Afghan women footballers will be able to return to official FIFA matches and tournaments after world football’s governing body approved an exceptional reform allowing their registration as a national team without depending on the Afghanistan Football Federation. The measure will allow Afghan players in exile, including members of Afghan Women United, to compete as representatives of Afghanistan in FIFA tournaments, in coordination with the Asian Football Confederation -AFC-.
The decision resolves a conflict that international football had left pending since 2021. Afghan women footballers had been trapped between a political reality that prevented them from playing inside the country and a federative structure that required approval from a national association unable to recognise them. After the Taliban returned to power in August 2021, the Afghan women’s national team, created in 2007, stopped competing officially and many players were forced to flee to countries such as Australia, Portugal, Albania, the United Kingdom and the United States. FIFA now restores sporting identity to a group of players who had lost their national team, calendar and official recognition, although the solution arrives after several competitive cycles have already closed.
FIFA closes a regulatory loophole
The amendment approved by the FIFA Council allows the organisation, in consultation with the relevant confederation, to establish or approve the registration of a national or representative team when a member association is unable to do so. In practice, FIFA has created an exceptional pathway so that players are not excluded from international competition due to circumstances beyond their control, in line with its principles of universality, inclusion and non-discrimination.
The change builds on the Strategy for Action for Afghan Women’s Football, approved by FIFA in May 2025, and on the creation of Afghan Women United, a team made up of Afghan refugee footballers spread across different countries. That structure offered playing, selection and preparation opportunities, but it did not yet amount to full reintegration as a national team in official competitions. FIFA will now lead the necessary administrative, operational and sporting steps, with human, technical and financial support, and will maintain support packages for the players during a transition phase of up to two years.
Identity, dignity and a pending form of redress
For Afghan women footballers, the return is not only competitive. Representing Afghanistan again is a matter of identity, dignity and belonging after years playing as refugees, as guests or under temporary structures. Khalida Popal, former captain and one of the leading voices of the campaign, summed up the meaning of the decision by saying that representing the country is “a matter of identity, dignity and hope”.
The measure has also been received as a precedent in the protection of female athletes’ rights in exceptional situations.
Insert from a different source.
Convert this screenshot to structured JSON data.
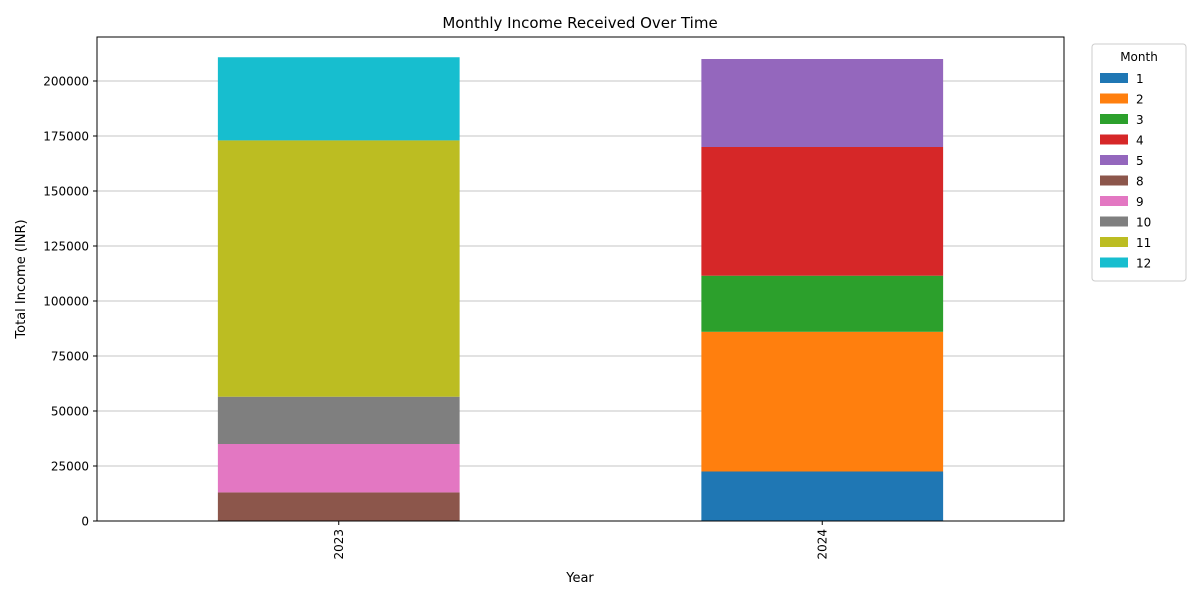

Nadia Nadim, who was born in Afghanistan and became an international player for Denmark, said the decision recognises Afghan women footballers “not as victims of circumstance, but as elite players with the right to compete, be seen and be respected”. Andrea Florence, executive director of the Sport & Rights Alliance, stressed that the reform shows that sports governing bodies can adapt their rules to protect human rights when circumstances demand it.
What was lost and what now opens up
The reform also exposes FIFA’s delay in responding to an exclusion that clashed with the current discourse of international sport. It is a major step forward, but it comes after years of pressure from players, activists and human rights organisations. For almost five years, Afghan women footballers remained outside the international competitive system because the regulations effectively transferred the Taliban’s ban into global football. That delay is especially uncomfortable for a FIFA that has placed the growth of women’s football, inclusion and non-discrimination at the centre of its institutional message.
The sporting cost is already clear. Afghanistan will not be able to take part in qualifying for the 2027 Women’s World Cup in Brazil, and the team has lost years of official competition, development, ranking, international match practice, funding and visibility. The Sport & Rights Alliance had already denounced the team’s absence from the draw for the AFC Women’s Asian Cup 2026 qualifiers, a competition that fed into the pathway to the 2027 World Cup, meaning a second World Cup cycle affected by exclusion since the Taliban’s return to power.
The new regulatory pathway could allow Afghan women footballers to compete in future FIFA tournaments and keeps open the possibility of entering the qualification process for the Los Angeles 2028 Olympic Games. The immediate task will be to turn the decision into a stable, safe and competitive structure, with a calendar, funding, coaching staff and sporting recognition. Andrea Florence summed up the political scope of the measure by saying that “no government should have the power to erase women from public life”.